Le Liban a débloqué son compteur aux Jeux méditerranéens de Taranto de la plus éclatante des manières. Samer Sarkis a décroché dimanche la médaille d’or du skeet masculin, au terme d’une finale maîtrisée face à plusieurs tireurs de premier plan.
Sur les pas de tir du TAV Torricella, le Libanais a fait parler sa régularité, son sang-froid et sa précision. Auteur de 32 plateaux touchés sur 36 en finale, il a devancé d’une seule unité le Turc Muhammet Seyhun Kaya, médaillé d’argent avec 31/36. Le Chypriote Nicolas Vasiliou a complété le podium avec 28/32.
Sarkis avait posé les bases de son sacre dès la première journée. Après une série inaugurale parfaite de 25/25, il avait bouclé les 75 premiers plateaux avec un total de 72 touches, partageant provisoirement la tête avec Vasiliou. Il a ensuite achevé les qualifications avec un solide 117/125 pour s’ouvrir les portes de la finale.
Dans le dernier acte, le tireur libanais n’a pas tremblé. Au coude-à-coude avec Kaya, il a conservé la précision nécessaire jusqu’aux ultimes plateaux pour s’adjuger le titre avec la plus petite des marges. Sa performance prend davantage de relief encore au regard du plateau réuni à Taranto: le champion olympique italien Gabriele Rossetti, pourtant auteur de l’un des meilleurs scores des qualifications, a dû se contenter de la quatrième place.
Âgé de 42 ans, gaucher et avocat de profession, Samer Sarkis pratique le tir depuis 2011 et évolue sur le circuit international depuis 2012. Cinquième des Championnats d’Asie en 2024, il signe à Taranto l’une des performances les plus marquantes de sa carrière et offre au Liban sa première médaille de ces Jeux.

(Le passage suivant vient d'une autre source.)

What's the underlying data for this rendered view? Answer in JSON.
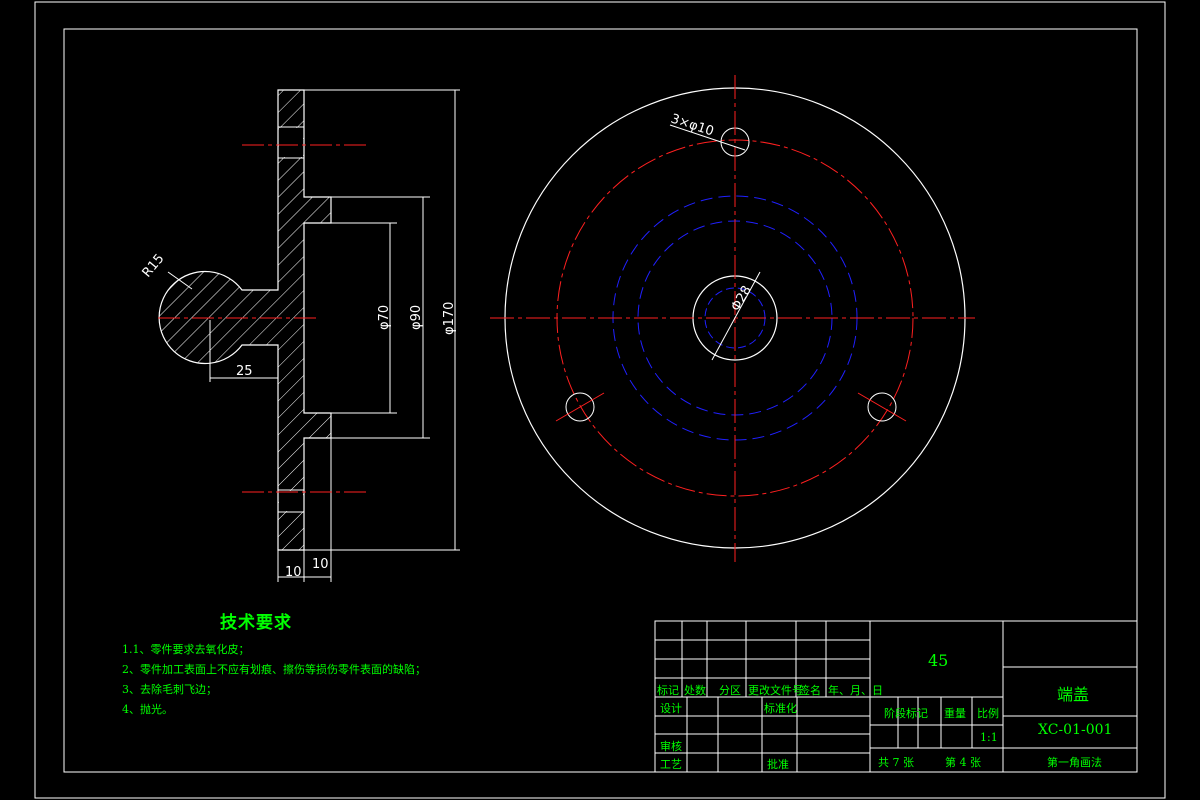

Lynn El Hajj au rendez-vous
La veille, Lynn El Hajj avait signé la meilleure performance libanaise de la journée inaugurale. L’olympienne a réalisé 1’08’’56 en séries du 100 m brasse, égalant son record national, avant de se qualifier pour la finale après un chrono de 1’09’’61 en demi-finales. Elle a finalement pris la huitième place en 1’09’’85 dans une course remportée par l’Italienne Benedetta Pilato.
Les six autres nageurs libanais engagés n’ont pas franchi le cap des séries. Sur 50 m papillon, Loricia Awad a nagé en 28’’78, Rayan Arkadan en 26’’14 et Farid Zeidan en 24’’96. Sur 100 m brasse, Tia Obeid a signé 1’12’’88 et Youssef Abboud 1’05’’87, tandis que Munzer Kabbara a bouclé le 400 m nage libre en 4’56’’.

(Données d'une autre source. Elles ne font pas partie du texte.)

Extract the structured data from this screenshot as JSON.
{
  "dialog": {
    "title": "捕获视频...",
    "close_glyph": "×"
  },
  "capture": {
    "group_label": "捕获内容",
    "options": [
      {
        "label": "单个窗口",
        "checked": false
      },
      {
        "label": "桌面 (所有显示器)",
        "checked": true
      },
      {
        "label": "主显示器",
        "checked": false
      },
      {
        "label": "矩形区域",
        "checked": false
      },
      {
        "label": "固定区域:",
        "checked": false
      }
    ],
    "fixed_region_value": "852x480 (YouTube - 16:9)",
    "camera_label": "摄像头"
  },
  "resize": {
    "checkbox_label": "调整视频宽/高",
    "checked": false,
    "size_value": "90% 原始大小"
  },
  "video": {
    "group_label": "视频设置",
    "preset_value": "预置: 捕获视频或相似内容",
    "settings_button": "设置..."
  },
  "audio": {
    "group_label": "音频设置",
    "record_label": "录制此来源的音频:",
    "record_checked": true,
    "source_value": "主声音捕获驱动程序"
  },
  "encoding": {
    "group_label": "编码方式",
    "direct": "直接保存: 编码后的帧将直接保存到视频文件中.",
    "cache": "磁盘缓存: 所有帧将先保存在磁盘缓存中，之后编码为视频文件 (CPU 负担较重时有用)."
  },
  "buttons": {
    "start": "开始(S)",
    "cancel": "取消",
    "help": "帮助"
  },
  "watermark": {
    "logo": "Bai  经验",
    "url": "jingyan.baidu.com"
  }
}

Des débuts difficiles dans les sports de combat
Le bilan s’est révélé plus délicat dans les sports de combat. En taekwondo, Laetitia Aoun (-57 kg), Sarah Saliba (-49 kg), Peter Zarifeh (-68 kg) et Mark Zarifeh (-58 kg) ont tous été éliminés sur le score de 2-0 dès leur entrée en lice. En lutte, Mohammad Hussein Awarake s’est incliné 8-0 face au Français Johnny Bur.

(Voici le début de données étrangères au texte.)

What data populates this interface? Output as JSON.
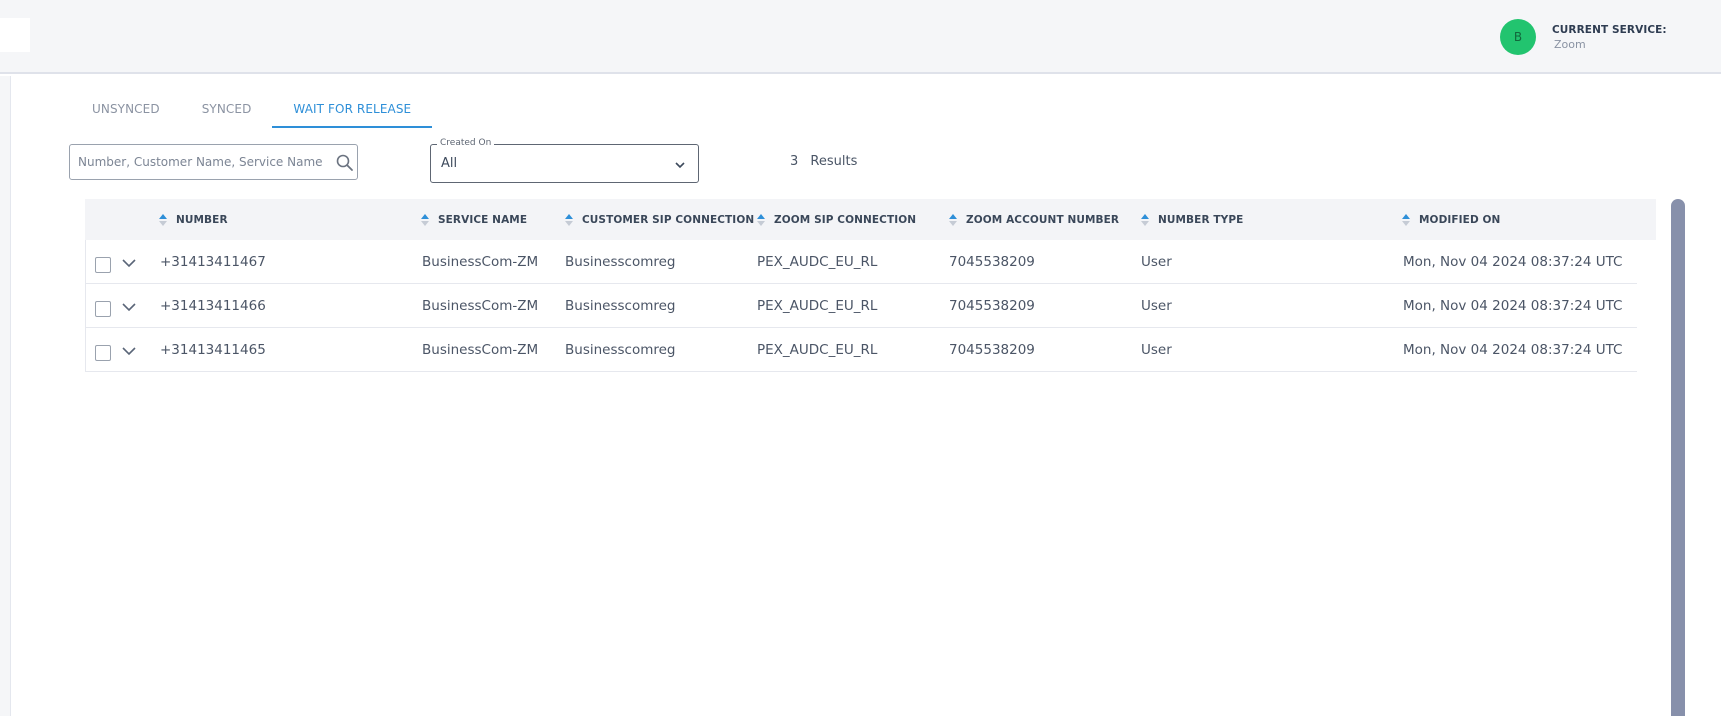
{
  "header": {
    "avatar_initial": "B",
    "service_label": "CURRENT SERVICE:",
    "service_value": "Zoom"
  },
  "tabs": [
    {
      "label": "UNSYNCED",
      "active": false
    },
    {
      "label": "SYNCED",
      "active": false
    },
    {
      "label": "WAIT FOR RELEASE",
      "active": true
    }
  ],
  "filters": {
    "search_placeholder": "Number, Customer Name, Service Name",
    "created_on_label": "Created On",
    "created_on_value": "All",
    "results_count": "3",
    "results_label": "Results"
  },
  "table": {
    "columns": [
      "NUMBER",
      "SERVICE NAME",
      "CUSTOMER SIP CONNECTION",
      "ZOOM SIP CONNECTION",
      "ZOOM ACCOUNT NUMBER",
      "NUMBER TYPE",
      "MODIFIED ON"
    ],
    "rows": [
      [
        "+31413411467",
        "BusinessCom-ZM",
        "Businesscomreg",
        "PEX_AUDC_EU_RL",
        "7045538209",
        "User",
        "Mon, Nov 04 2024 08:37:24 UTC"
      ],
      [
        "+31413411466",
        "BusinessCom-ZM",
        "Businesscomreg",
        "PEX_AUDC_EU_RL",
        "7045538209",
        "User",
        "Mon, Nov 04 2024 08:37:24 UTC"
      ],
      [
        "+31413411465",
        "BusinessCom-ZM",
        "Businesscomreg",
        "PEX_AUDC_EU_RL",
        "7045538209",
        "User",
        "Mon, Nov 04 2024 08:37:24 UTC"
      ]
    ]
  },
  "colors": {
    "accent": "#2e8fd8",
    "avatar": "#22c46f",
    "scrollbar": "#8790ab"
  },
  "icons": {
    "search": "search-icon",
    "dropdown": "chevron-down-icon",
    "sort": "sort-icon",
    "expand": "chevron-down-icon"
  }
}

La délégation libanaise avait auparavant défilé lors de la cérémonie d’ouverture derrière ses porte-drapeaux Laetitia Aoun et Munzer Kabbara. Après une première journée sans podium malgré la finale de Lynn El Hajj, elle n’aura attendu que vingt-quatre heures pour célébrer son premier titre. À Taranto, le Liban n’a pas simplement ouvert son compteur: grâce à Samer Sarkis, il l’a fait directement sur la plus haute marche.